The final session of the first day, chaired by Lynette Hirschman (Massachusetts Institute of Technology), dealt with natural language understanding. Madeleine Bates (BBN) discussed models of natural language understanding and reviewed our current understanding in the areas of syntax, semantics, pragmatics, and discourse. Bob Moore (SRI) discussed the way in which speech can be integrated with natural language as the basis for a speech understanding system.
The two morning sessions on the second day were devoted to applications of the technology and were chaired by Chris Seelbach (Seelbach Associates) and John Oberteuffer (ASR News). Excellent overviews of key applications in the areas of telecommunications (Jay Wilpon, AT&T Bell Laboratories), aids for the handicapped (Harry Levitt, CUNY), the military (Cliff Weinstein, MIT Lincoln Laboratory), and consumer electronics (George Doddington, SISTO/DARPA) were given and stimulated lively discussion.

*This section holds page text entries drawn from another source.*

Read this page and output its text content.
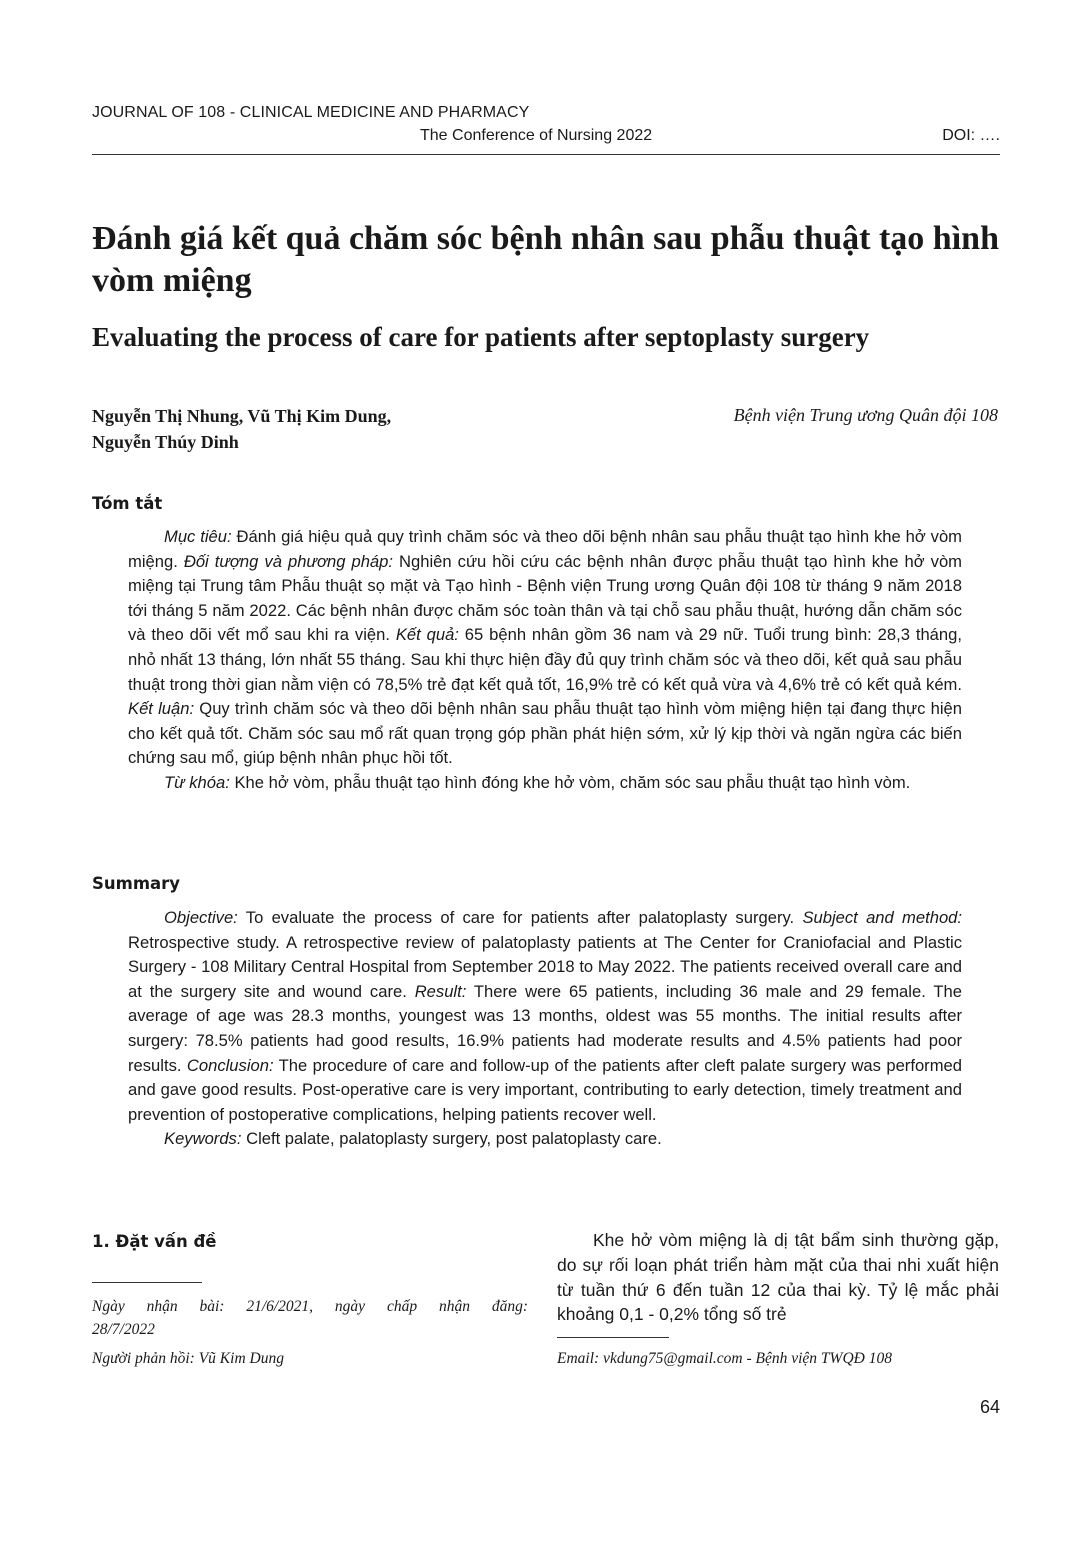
JOURNAL OF 108 - CLINICAL MEDICINE AND PHARMACY
The Conference of Nursing 2022	DOI: ….
Đánh giá kết quả chăm sóc bệnh nhân sau phẫu thuật tạo hình vòm miệng
Evaluating the process of care for patients after septoplasty surgery
Nguyễn Thị Nhung, Vũ Thị Kim Dung,
Nguyễn Thúy Dinh
Bệnh viện Trung ương Quân đội 108
Tóm tắt

Mục tiêu: Đánh giá hiệu quả quy trình chăm sóc và theo dõi bệnh nhân sau phẫu thuật tạo hình khe hở vòm miệng. Đối tượng và phương pháp: Nghiên cứu hồi cứu các bệnh nhân được phẫu thuật tạo hình khe hở vòm miệng tại Trung tâm Phẫu thuật sọ mặt và Tạo hình - Bệnh viện Trung ương Quân đội 108 từ tháng 9 năm 2018 tới tháng 5 năm 2022. Các bệnh nhân được chăm sóc toàn thân và tại chỗ sau phẫu thuật, hướng dẫn chăm sóc và theo dõi vết mổ sau khi ra viện. Kết quả: 65 bệnh nhân gồm 36 nam và 29 nữ. Tuổi trung bình: 28,3 tháng, nhỏ nhất 13 tháng, lớn nhất 55 tháng. Sau khi thực hiện đầy đủ quy trình chăm sóc và theo dõi, kết quả sau phẫu thuật trong thời gian nằm viện có 78,5% trẻ đạt kết quả tốt, 16,9% trẻ có kết quả vừa và 4,6% trẻ có kết quả kém. Kết luận: Quy trình chăm sóc và theo dõi bệnh nhân sau phẫu thuật tạo hình vòm miệng hiện tại đang thực hiện cho kết quả tốt. Chăm sóc sau mổ rất quan trọng góp phần phát hiện sớm, xử lý kịp thời và ngăn ngừa các biến chứng sau mổ, giúp bệnh nhân phục hồi tốt.

Từ khóa: Khe hở vòm, phẫu thuật tạo hình đóng khe hở vòm, chăm sóc sau phẫu thuật tạo hình vòm.

Summary

Objective: To evaluate the process of care for patients after palatoplasty surgery. Subject and method: Retrospective study. A retrospective review of palatoplasty patients at The Center for Craniofacial and Plastic Surgery - 108 Military Central Hospital from September 2018 to May 2022. The patients received overall care and at the surgery site and wound care. Result: There were 65 patients, including 36 male and 29 female. The average of age was 28.3 months, youngest was 13 months, oldest was 55 months. The initial results after surgery: 78.5% patients had good results, 16.9% patients had moderate results and 4.5% patients had poor results. Conclusion: The procedure of care and follow-up of the patients after cleft palate surgery was performed and gave good results. Post-operative care is very important, contributing to early detection, timely treatment and prevention of postoperative complications, helping patients recover well.

Keywords: Cleft palate, palatoplasty surgery, post palatoplasty care.

1. Đặt vấn đề
Ngày nhận bài: 21/6/2021, ngày chấp nhận đăng:
28/7/2022
Người phản hồi: Vũ Kim Dung

Khe hở vòm miệng là dị tật bẩm sinh thường gặp, do sự rối loạn phát triển hàm mặt của thai nhi xuất hiện từ tuần thứ 6 đến tuần 12 của thai kỳ. Tỷ lệ mắc phải khoảng 0,1 - 0,2% tổng số trẻ

Email: vkdung75@gmail.com - Bệnh viện TWQĐ 108
64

The next session, chaired by David Roe (AT&T Bell Laboratories), concentrated on technical and human requirements for successful technology deployment. Ryohei Nakatsu (NTT) discussed the hardware/ software issues, and Candace Kamm (Bellcore) discussed the user interface issues that needed to be addressed and understood.
The final session, titled "Technology 2001," was chaired by Frank Fallside (University of Cambridge) and consisted of three views of where the technology is headed over the next decade and how each speaker thought it would get there. Bishnu Atal (AT&T Bell Laboratories) looked at fundamentally new research directions. Sadaoki Furui (NTT) predicted the directions of research in synthesis and recognition systems. Finally, Mitch Marcus (University of Pennsylvania) discussed new developments in statistical modeling of semantic concepts.
A highlight of the colloquium was an after-dinner talk by Yasuo Kato (NEC) on the future of voice processing technology in the world of computers and communications. Kato, who has contributed to the field for close to 40 years, looked back at how far we have come and gave glimpses of how far we might go in the next decade.